A coleta de dados será por meio de entrevistas semiestruturadas onde as pesquisadoras utilizarão uma lista de questionamentos que conduzirão a entrevista. Os participantes serão escolhidos intencionalmente sendo as puérperas todas aquelas que possuem contato informatizado pela ESF, além da indicação dos profissionais de saúde que conduziram o acompanhamento pré-natal.
Aos profissionais que atuam na assistência de saúde da mulher e dos partos, será solicitado a participação em seus respectivos lugares de trabalho, sendo a entrevista dos colaboradores das ESFs em algum momento em que não estiverem em atendimento e dos colaboradores do hospital nos tempos de descanso. Por fim, todas as informações serão transcritas para facilitar a compreensão e junção de todos os resultados e dados obtidos.
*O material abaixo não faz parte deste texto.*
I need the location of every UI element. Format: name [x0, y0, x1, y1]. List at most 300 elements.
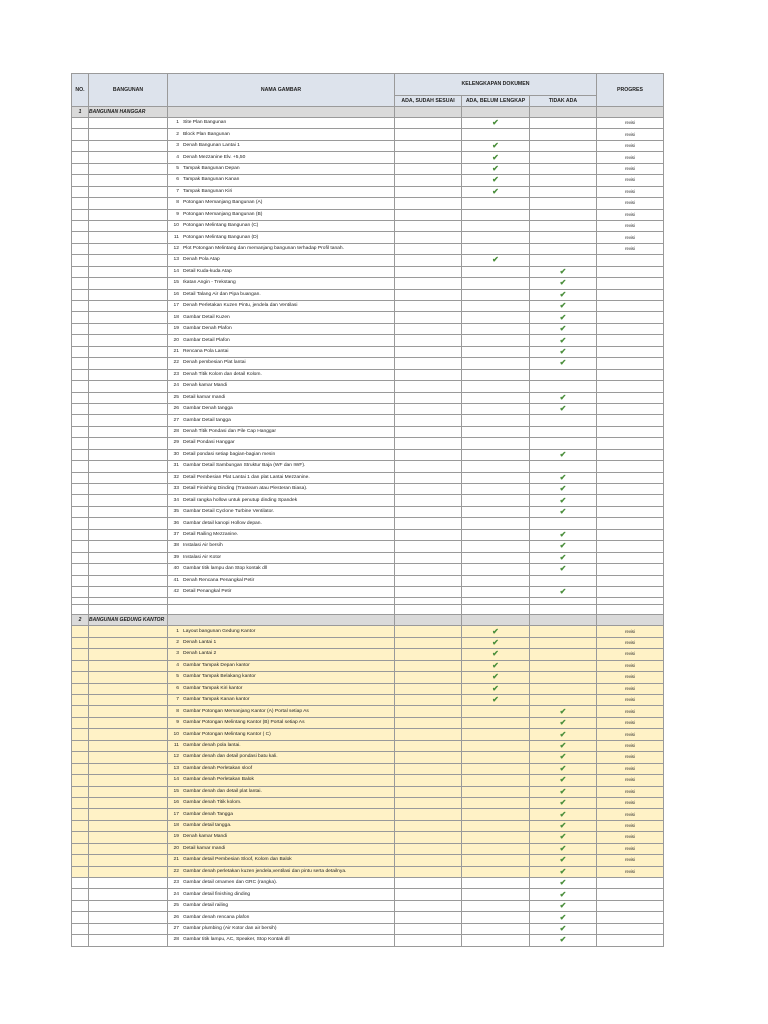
no-cell [72, 209, 89, 220]
status-sesuai-cell [395, 381, 462, 392]
bangunan-cell [89, 695, 168, 706]
progres-cell [597, 472, 664, 483]
item-name: Denah Mezzanine Elv. +5,50 [183, 154, 246, 160]
item-name: Detail kamar mandi [183, 845, 226, 851]
nama-gambar-cell [168, 900, 395, 911]
item-name: Rencana Pola Lantai [183, 348, 229, 354]
nama-gambar-cell [168, 484, 395, 495]
item-name: Gambar Detail Sambungan Struktur Baja (WF dan IWF). [183, 463, 306, 469]
check-icon: ✔ [559, 935, 567, 945]
table-row [72, 649, 664, 660]
item-name: Gambar Potongan Melintang Kantor (B) Portal setiap As [183, 720, 305, 726]
progres-status: revisi [625, 685, 635, 691]
nama-gambar-cell [168, 552, 395, 563]
item-name: Gambar Denah tangga [183, 406, 233, 412]
progres-status: revisi [625, 674, 635, 680]
section-empty-cell [395, 107, 462, 118]
status-tidak-cell [530, 403, 597, 414]
bangunan-cell [89, 797, 168, 808]
bangunan-cell [89, 912, 168, 923]
status-belum-cell [462, 672, 530, 683]
status-tidak-cell [530, 438, 597, 449]
section-row [72, 615, 664, 626]
status-sesuai-cell [395, 552, 462, 563]
status-tidak-cell [530, 415, 597, 426]
table-row [72, 637, 664, 648]
status-sesuai-cell [395, 672, 462, 683]
nama-gambar-cell [168, 346, 395, 357]
item-name: Detail kamar mandi [183, 394, 226, 400]
item-name: Denah Titik Kolom dan detail Kolom. [183, 371, 262, 377]
status-tidak-cell [530, 637, 597, 648]
status-belum-cell [462, 683, 530, 694]
progres-status: revisi [625, 823, 635, 829]
item-name: Tampak Bangunan Kanan [183, 177, 240, 183]
bangunan-cell [89, 198, 168, 209]
status-sesuai-cell [395, 541, 462, 552]
item-number: 1 [176, 120, 179, 126]
item-number: 40 [173, 566, 179, 572]
progres-cell [597, 855, 664, 866]
item-number: 13 [173, 257, 179, 263]
bangunan-cell [89, 289, 168, 300]
status-sesuai-cell [395, 809, 462, 820]
check-icon: ✔ [492, 255, 499, 265]
check-icon: ✔ [559, 266, 567, 276]
item-number: 12 [173, 246, 179, 252]
progres-cell [597, 381, 664, 392]
check-icon: ✔ [492, 141, 499, 151]
check-icon: ✔ [559, 889, 567, 899]
progres-status: revisi [625, 177, 635, 183]
spacer-cell [89, 598, 168, 605]
status-belum-cell [462, 506, 530, 517]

Para análise dos dados será utilizado a Análise de Conteúdo de Bardin que consiste em organizar a coleta em torno de três polos cronológicos: a pré-análise; a análise do material; o tratamento dos resultados, a inferência e a interpretação. De forma resumida, a primeira parte se dará então pela gravação das entrevistas, a seguir tornaremos todos os dados transcritos, caracterizando informações e separando todas que se adequam ao tema de pesquisa, por fim, interpretar, estando atento à discurso simbólico e a coerência do objetivo principal.
O projeto foi submetido ao Comité de Ética em Pesquisa da Universidade Federal de Santa Maria, seguindo as recomendações da Resolução nº 466/12 do Conselho Nacional de Saúde (CNS) e a Resolução 510/2016 as quais regulamentam as diretrizes e normas para a realização de pesquisas envolvendo seres humanos, a fim de assegurar os direitos e deveres dos participantes da pesquisa, da comunidade científica e do Estado.
Assim, espera-se identificar os fatores condicionantes a respeito da escolha da via de parto, além de investigar e compreender todo conhecimento das mulheres, sobre os benefícios e malefícios atrelados à via, mitos ou até mesmo medos e inseguranças.
Saber também sobre a perspectiva da equipe multiprofissional de assistência ao parto acerca da decisão da via de escolha para o parto, identificando se as orientações possuem embasamentos científicos e se convergem para a escolha mais segura para o binômio mãe-bebê, oportunizando às mulheres o direito de informações fundamentadas e esplanadas, permitindo a plena compreensão.
Ressalta-se que o trabalho tem o papel fundamental de alertar profissionais de saúde à autonomia da mulher enquanto gestante, além de retratar a importância da transmissão de conhecimento a respeito do planejamento reprodutivo, da atenção humanizada à gravidez, ao parto e ao puerpério, bem como a garantia à criança do direito ao nascimento seguro e ao desenvolvimento saudável.
Por fim, aguarda-se da pesquisa o destaque a relevância de um atendimento qualificado para as mulheres durante o pré-natal, parto e pós-parto, garantindo a todas elas o direito a uma assistência de saúde livre de quaisquer violações. Somado a isso, pretende-se fornecer à equipe de saúde uma perspectiva mais sensível e abrangente, por meio da qual possam reconhecer e atender às necessidades sociais, emocionais e culturais específicas da população feminina.